By the time that the paramedics arrived, two thirds of the community were in a state of clinical hibernation. The retreat were subjected to a regime of caffeine injections – syringes literally filled with espresso were directed straight into the recipients’ upper temples. The community’s entire stock of herbal tea, millions of teabags containing shrivelled leaves and berries, was destroyed through a controlled explosion.

Still, there is a smile playing on Ted’s lips when he tells this story, unlike with his brusque rendition of the labyrinth, and so it is perhaps the less believable of the two.

This retreat had designs upon the Joppa trove. They claimed kinship with the trove’s prehistoric owners and their simpler, less environmentally detrimental way of life. They insisted that the trove had been taken from their ancient lands and in this, at least insofar as their lands could be identified as existing places, they might have been correct. The Worthingtons opposed the retreat’s bid only because they deemed it to be an impertinence and they had no wish to give their neighbours any further encouragement. Who knew what these people were capable of – they might consequently apply to dig up the whole estate.

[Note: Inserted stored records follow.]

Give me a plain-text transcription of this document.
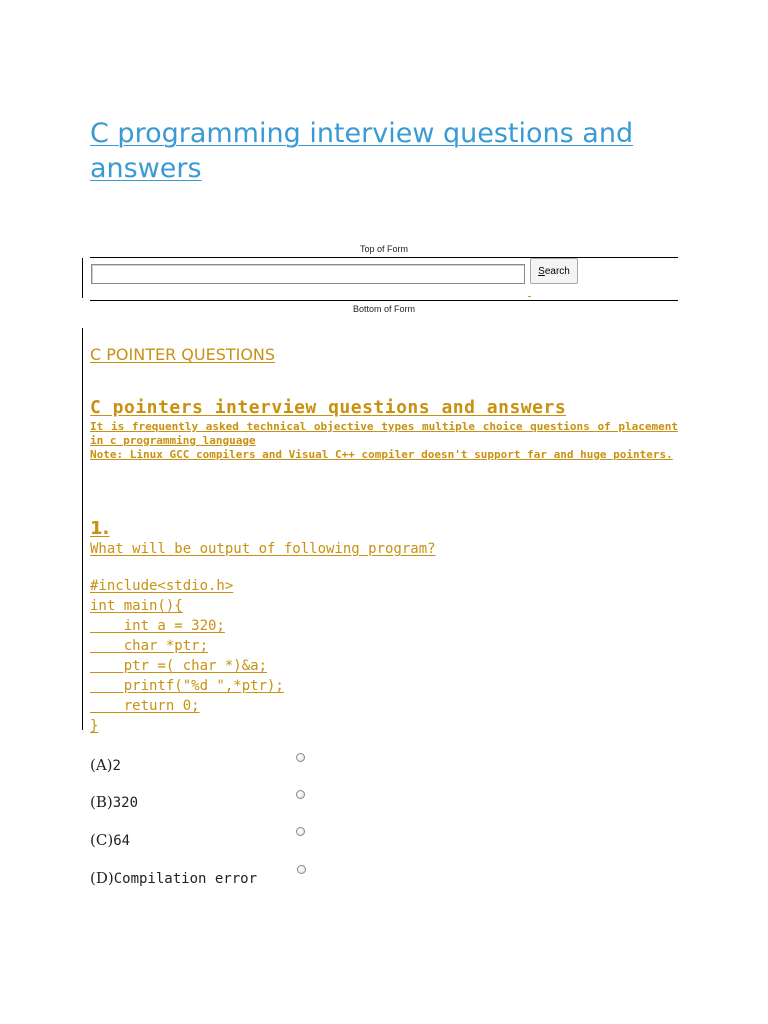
C programming interview questions and answers
Top of Form
Search
Bottom of Form
C POINTER QUESTIONS
C pointers interview questions and answers
It is frequently asked technical objective types multiple choice questions of placement in c programming language
Note: Linux GCC compilers and Visual C++ compiler doesn't support far and huge pointers.
1.
What will be output of following program?
#include<stdio.h>
int main(){
int a = 320;
char *ptr;
ptr =( char *)&a;
printf("%d ",*ptr);
return 0;
}
(A)2
(B)320
(C)64
(D)Compilation error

Yet the prize in this game had gone unnoticed by every player. Iron Age experts looked askance upon the Joppa trove, seeing the inclusion of the gaudy diamond as a sign that it had been interfered with by Victorian romantics. The Worthingtons had never been interested in the worth of the diamond; they had written it off as part of the general annoyance of the trove, this half-nationalised garbage-heap which they were legally compelled to look after. For their part, the retreat were not Iron Age experts but if they were successful in seizing the trove, to glory over its decomposing bones and worship its bits of ineptly-hammered rock, they would unwittingly acquire a diamond which was worth millions of pounds.

“By the way, we’ve been cursed,” Ted added.

Andrew gazed up at him with beautiful amazement. “Cursed?”

“Oh, they emailed us to let us know. You’ll be saddened to hear that it’s as disappointing as the labyrinth. It’s not an old-fashioned curse, in which we’re all killed by coincidental accidents over the next few days. It’s a more spiritual, holistic curse. We’ll feel very out of sorts and this will bring us to a greater, more profound awareness of our own negativity.”

“John, does this have any legal bearing?” Andrew wondered. John McIntyre made efforts to indicate that he was sharing in the joke, but nobody really listened to, or could later recall, his answer.

Ted became concerned about the levity. “This is slightly serious, Pa. The leadership is sensible, of course, but there are all kinds of hangers-on connected to the retreat: schizophrenics, revolutionaries, sexual maniacs. Somebody could spring at one of us with a knife. I know it’s boring, but we do need to take precautions.”

Andrew inquired whether they were in contact with the police about this and Ted assured him that they were. He turned out to be very proud of his intimacy with various important police officers.